Las islas atlánticas de Cabo Verde ilustran por qué un pueblo disperso, más que una patria fija, se convirtió en uno de los principales transmisores de este baile. Este archipiélago de diez islas volcánicas se encuentra a una distancia de entre aproximadamente 600 y 850 kilómetros de la costa de África Occidental, y permaneció deshabitado hasta que los navegantes portugueses lo colonizaron en el siglo XV, fundando una de las primeras colonias europeas en los trópicos.[3] Su posición en las rutas marítimas atlánticas lo incorporó a la trata transatlántica de esclavos durante los siglos XVI y XVII, y la sociedad criolla que arraigó allí combinó la ascendencia de África Occidental con la portuguesa.[3] Cabo Verde obtuvo su independencia de Portugal en 1975, y en la década siguiente la forma de baile de pareja de la kizomba se había vuelto popular en la vida nocturna africana de habla portuguesa de Lisboa;[1] sin embargo, el rasgo demográfico más trascendente de las islas es una diáspora —concentrada en Portugal y en los Estados Unidos— que supera en número a la población que aún reside en ellas.[4] Una comunidad más numerosa en el extranjero que en las propias islas transmite inevitablemente su cultura expresiva hacia fuera, y el criollo caboverdiano que habla la gran mayoría de sus miembros proporcionó una lengua vernácula natural para esa música y ese baile.[4]

Cabo Verde no era la única fuente africana lusófona que alimentaba esta corriente, y esa pluralidad resulta decisiva para lo que vendría después. Angola, la nación de habla portuguesa en el continente africano, surgiría como la reclamante más insistente de la danza, incluso mientras las comunidades caboverdianas sostenían su propia genealogía y otras voces encuadraban la forma como ampliamente africana o, de manera creciente, simplemente global.[2] Lo que la diáspora transmitió no era, por tanto, una tradición única y cerrada, sino un campo de prácticas en disputa, y los entornos cosmopolitas en los que los migrantes reelaboraron los repertorios heredados solo multiplicaron las interpretaciones disponibles para los bailadores posteriores.[5] Las historias comparadas de la música migrante tratan esa reinterpretación como la norma y no como la excepción, dado que las comunidades que viven entre culturas rara vez conservan una forma sin cambios.[5]

La investigación académica sobre los músicos migrantes esclarece cómo el desplazamiento se convierte en un recurso creativo.

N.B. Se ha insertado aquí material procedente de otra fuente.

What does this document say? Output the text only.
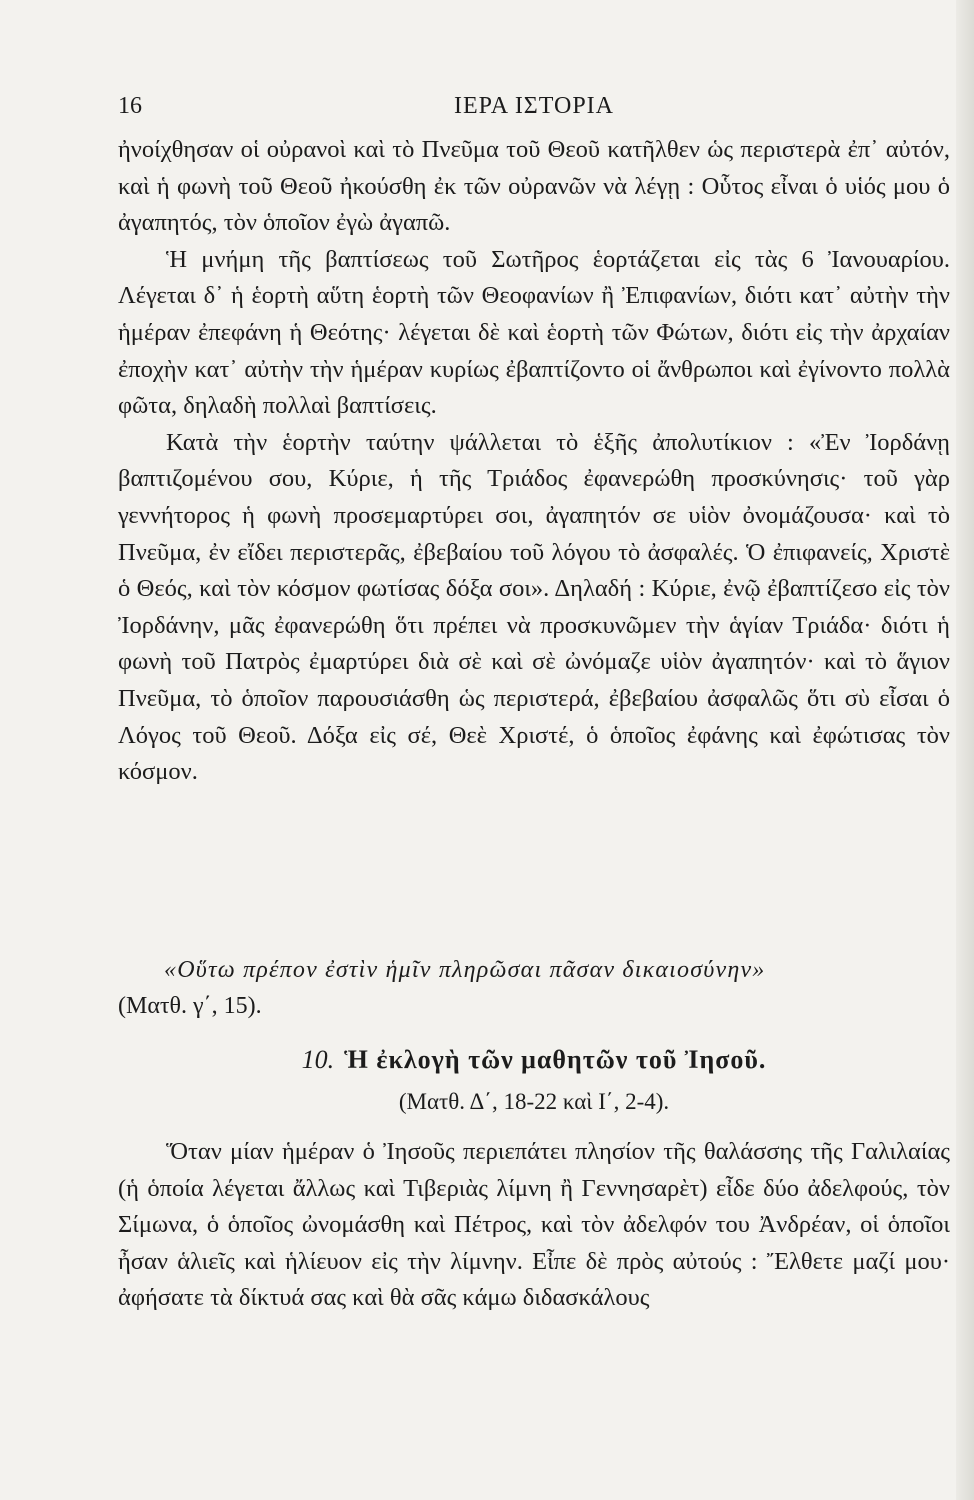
16	ΙΕΡΑ ΙΣΤΟΡΙΑ

ἠνοίχθησαν οἱ οὐρανοὶ καὶ τὸ Πνεῦμα τοῦ Θεοῦ κατῆλθεν ὡς περιστερὰ ἐπ᾿ αὐτόν, καὶ ἡ φωνὴ τοῦ Θεοῦ ἠκούσθη ἐκ τῶν οὐρανῶν νὰ λέγῃ : Οὗτος εἶναι ὁ υἱός μου ὁ ἀγαπητός, τὸν ὁποῖον ἐγὼ ἀγαπῶ.

Ἡ μνήμη τῆς βαπτίσεως τοῦ Σωτῆρος ἑορτάζεται εἰς τὰς 6 Ἰανουαρίου. Λέγεται δ᾿ ἡ ἑορτὴ αὕτη ἑορτὴ τῶν Θεοφανίων ἢ Ἐπιφανίων, διότι κατ᾿ αὐτὴν τὴν ἡμέραν ἐπεφάνη ἡ Θεότης· λέγεται δὲ καὶ ἑορτὴ τῶν Φώτων, διότι εἰς τὴν ἀρχαίαν ἐποχὴν κατ᾿ αὐτὴν τὴν ἡμέραν κυρίως ἐβαπτίζοντο οἱ ἄνθρωποι καὶ ἐγίνοντο πολλὰ φῶτα, δηλαδὴ πολλαὶ βαπτίσεις.

Κατὰ τὴν ἑορτὴν ταύτην ψάλλεται τὸ ἑξῆς ἀπολυτίκιον : «Ἐν Ἰορδάνῃ βαπτιζομένου σου, Κύριε, ἡ τῆς Τριάδος ἐφανερώθη προσκύνησις· τοῦ γὰρ γεννήτορος ἡ φωνὴ προσεμαρτύρει σοι, ἀγαπητόν σε υἱὸν ὀνομάζουσα· καὶ τὸ Πνεῦμα, ἐν εἴδει περιστερᾶς, ἐβεβαίου τοῦ λόγου τὸ ἀσφαλές. Ὁ ἐπιφανείς, Χριστὲ ὁ Θεός, καὶ τὸν κόσμον φωτίσας δόξα σοι». Δηλαδή : Κύριε, ἐνῷ ἐβαπτίζεσο εἰς τὸν Ἰορδάνην, μᾶς ἐφανερώθη ὅτι πρέπει νὰ προσκυνῶμεν τὴν ἁγίαν Τριάδα· διότι ἡ φωνὴ τοῦ Πατρὸς ἐμαρτύρει διὰ σὲ καὶ σὲ ὠνόμαζε υἱὸν ἀγαπητόν· καὶ τὸ ἅγιον Πνεῦμα, τὸ ὁποῖον παρουσιάσθη ὡς περιστερά, ἐβεβαίου ἀσφαλῶς ὅτι σὺ εἶσαι ὁ Λόγος τοῦ Θεοῦ. Δόξα εἰς σέ, Θεὲ Χριστέ, ὁ ὁποῖος ἐφάνης καὶ ἐφώτισας τὸν κόσμον.

«Οὕτω πρέπον ἐστὶν ἡμῖν πληρῶσαι πᾶσαν δικαιοσύνην»
(Ματθ. γ΄, 15).
10. Ἡ ἐκλογὴ τῶν μαθητῶν τοῦ Ἰησοῦ.
(Ματθ. Δ΄, 18-22 καὶ Ι΄, 2-4).

Ὅταν μίαν ἡμέραν ὁ Ἰησοῦς περιεπάτει πλησίον τῆς θαλάσσης τῆς Γαλιλαίας (ἡ ὁποία λέγεται ἄλλως καὶ Τιβεριὰς λίμνη ἢ Γεννησαρὲτ) εἶδε δύο ἀδελφούς, τὸν Σίμωνα, ὁ ὁποῖος ὠνομάσθη καὶ Πέτρος, καὶ τὸν ἀδελφόν του Ἀνδρέαν, οἱ ὁποῖοι ἦσαν ἁλιεῖς καὶ ἡλίευον εἰς τὴν λίμνην. Εἶπε δὲ πρὸς αὐτούς : Ἔλθετε μαζί μου· ἀφήσατε τὰ δίκτυά σας καὶ θὰ σᾶς κάμω διδασκάλους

En estos estudios, los músicos migrantes redescubren simultáneamente las tradiciones musicales de su origen y las reinterpretan desde la perspectiva cosmopolita de la ciudad en la que se han asentado.[5] Su quehacer musical da voz a identidades híbridas y transnacionales, y les permite construir lo que un estudio denomina un «hogar interior» —un sentido de pertenencia sostenido en el equilibrio entre culturas, no anclado en ningún territorio único.[5] Lisboa reaparece a lo largo de esta literatura como una ciudad cosmopolita cuya comunidad caboverdiana ha sido moldeada, quizás más que por cualquier otra fuerza, por la música.[6]

Vista desde esta perspectiva, Lisboa actuó menos como destino pasivo que como taller donde se recombinaron los idiomas atlánticos. Los mismos clubes que acogieron a los migrantes africanos de habla portuguesa durante los años 80 incubaron la kizomba como práctica de pareja, proporcionando a una población dispersa un ritual social compartido en la metrópoli de la antigua potencia colonial.[1] El contraste resulta ilustrativo: allí donde los antecedentes del baile habían circulado en entornos insulares y continentales africanos, la ciudad cosmopolita permitió que se reformularan para públicos de origen mixto —precisamente la reinterpretación que la investigación sobre intérpretes migrantes describe.[6]

El paso de la sociabilidad de barrio al producto comercial llegó a mediados de los años 90, cuando el baile fue mercantilizado en Portugal.[7] En menos de una década se expandió hasta convertirse en una industria de enseñanza de alcance mundial, con instructores que compiten por atraer estudiantes en un mercado internacional en rápido crecimiento.[7] Esta escala acelerada es el eje de la historia moderna de la kizomba: una práctica enraizada en la convivencia migrante se convirtió en una habilidad comercializable regida por la economía del mercado global de la danza —y esa lógica comercial, a su vez, agudizó la pregunta sobre quién era su dueño.[2]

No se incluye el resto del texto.